The Million Dollar Cowboy Bar in Jackson, Wyoming is most definitely an absurd place — one in a long line of ridiculous places I’ve been lucky enough to stumble upon in my journeys. When I walk into the bar, I’m struck by the sheer volume of western memorabilia lining the walls, from cowboy murals to animal mounts to authentic knobbled-pine architecture. What leaps to my attention, however, are the bar stools which are actual horse saddles. That’s right, you sit on a saddle while sipping your Miller Lite, swinging your legs playfully and occasionally jabbing your spurs into your mount and yelling “Hi-yo Silver!” Established in 1937, The Million Dollar Cowboy Bar is something of a Jackson institution. A posse of country stars got their start singing here, including Hank Williams Jr., Hoyt Axton, Tanya Tucker and Willie Nelson. Needless to say, there’s a steakhouse below the bar: the Million Dollar Cowboy Steakhouse.

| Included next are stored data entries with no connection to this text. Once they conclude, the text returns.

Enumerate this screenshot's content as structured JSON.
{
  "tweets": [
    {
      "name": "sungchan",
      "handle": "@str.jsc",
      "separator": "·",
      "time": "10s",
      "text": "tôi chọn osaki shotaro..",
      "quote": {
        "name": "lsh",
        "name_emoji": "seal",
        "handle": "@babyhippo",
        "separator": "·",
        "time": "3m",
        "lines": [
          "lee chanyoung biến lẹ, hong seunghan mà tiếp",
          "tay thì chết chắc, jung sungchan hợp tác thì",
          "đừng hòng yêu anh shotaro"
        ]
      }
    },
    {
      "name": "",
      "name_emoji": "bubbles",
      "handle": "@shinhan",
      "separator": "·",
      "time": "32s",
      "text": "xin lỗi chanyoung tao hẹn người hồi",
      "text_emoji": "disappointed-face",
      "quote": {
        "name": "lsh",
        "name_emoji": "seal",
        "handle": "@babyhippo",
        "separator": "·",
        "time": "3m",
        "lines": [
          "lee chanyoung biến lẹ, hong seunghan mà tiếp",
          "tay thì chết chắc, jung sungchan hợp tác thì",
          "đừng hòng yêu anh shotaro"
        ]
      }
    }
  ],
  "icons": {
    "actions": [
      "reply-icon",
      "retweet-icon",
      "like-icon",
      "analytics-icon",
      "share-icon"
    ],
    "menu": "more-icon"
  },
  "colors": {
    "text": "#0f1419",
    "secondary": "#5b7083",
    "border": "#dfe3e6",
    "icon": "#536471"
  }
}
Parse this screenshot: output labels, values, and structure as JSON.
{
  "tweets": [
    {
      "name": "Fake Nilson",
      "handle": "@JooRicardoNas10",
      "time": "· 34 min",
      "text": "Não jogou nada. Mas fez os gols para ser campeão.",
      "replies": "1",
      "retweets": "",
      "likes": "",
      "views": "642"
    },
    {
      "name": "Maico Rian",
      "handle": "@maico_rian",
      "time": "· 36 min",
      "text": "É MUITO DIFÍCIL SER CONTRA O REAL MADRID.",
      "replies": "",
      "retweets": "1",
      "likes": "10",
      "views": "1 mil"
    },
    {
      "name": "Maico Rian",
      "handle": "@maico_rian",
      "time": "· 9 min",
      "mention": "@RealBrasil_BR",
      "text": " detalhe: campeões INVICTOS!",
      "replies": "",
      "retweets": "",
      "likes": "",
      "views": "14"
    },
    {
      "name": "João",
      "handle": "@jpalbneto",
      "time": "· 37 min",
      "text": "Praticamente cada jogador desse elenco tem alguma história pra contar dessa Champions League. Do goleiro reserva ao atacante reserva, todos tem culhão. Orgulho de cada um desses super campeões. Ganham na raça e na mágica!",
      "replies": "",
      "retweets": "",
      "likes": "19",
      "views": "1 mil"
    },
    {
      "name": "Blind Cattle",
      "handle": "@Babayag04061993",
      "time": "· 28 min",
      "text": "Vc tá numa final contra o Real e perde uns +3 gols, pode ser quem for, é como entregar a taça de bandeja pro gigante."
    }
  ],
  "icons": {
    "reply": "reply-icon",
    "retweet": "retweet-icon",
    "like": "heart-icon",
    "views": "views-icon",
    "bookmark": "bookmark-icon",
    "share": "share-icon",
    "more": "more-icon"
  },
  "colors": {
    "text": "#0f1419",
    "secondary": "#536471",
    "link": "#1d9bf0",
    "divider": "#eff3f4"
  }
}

In a perfect world, there would be a shady card game happening in the corner. A cowboy would push his way past the swinging doors and say, “I’m here to see a man about a horse.” A young cowpoke would throw a drink into his neighbor’s face, igniting a raucous (and picturesque) bar fight, with bodies flying through the window and landing in a horse trough. Sadly, nothing particularly absurd happens to me while I’m at the bar. I have a drink, soak in the atmosphere, strike up a conversation with the bartender. That’s about it. Is the bar a little cheesy, a little over-the-top? Absolutely! But I love it! The great thing about a place like this is, for all its attempts to recapture the old west, it still feels authentic somehow. Wyoming is cowboy country after all. Those folks a few saddles down from me, decked out in cowboy hats, boots and over-sized belt buckles, aren’t necessarily movie extras here for the next Quentin Tarantino movie; they’re just locals, enjoying libations in a comfortable, neighborhood tavern. The fact that a tenderfoot like me from the San Francisco suburbs is sitting here in this crazy cowboy setting is absolutely absurd, but the folks around me most certainly are not, and that’s what makes it special.

(There’s a fine line between absurdity and craziness. It’s absurd to bungee jump. It’s absurd to sky dive. It’s absurd to travel alone to someplace like India (at age 25) – but that absurdity is more about perceived risk than actual risk. All of those activities are actually pretty safe as long as you do your research and your due diligence. Crazy is when you do something that is out-and-out dangerous, like following a tout at the train station to his cousin’s premium hotel. Except even that can work out sometimes, like the time I found the most amazing place to stay, overlooking a lake in rural Turkey, by following a train station tout. In other words, you never know which decisions will kill you, and which ones will lead to an indelible memory. In short, trust your head, trust your gut, and remember: what doesn’t kill you makes you interesting.)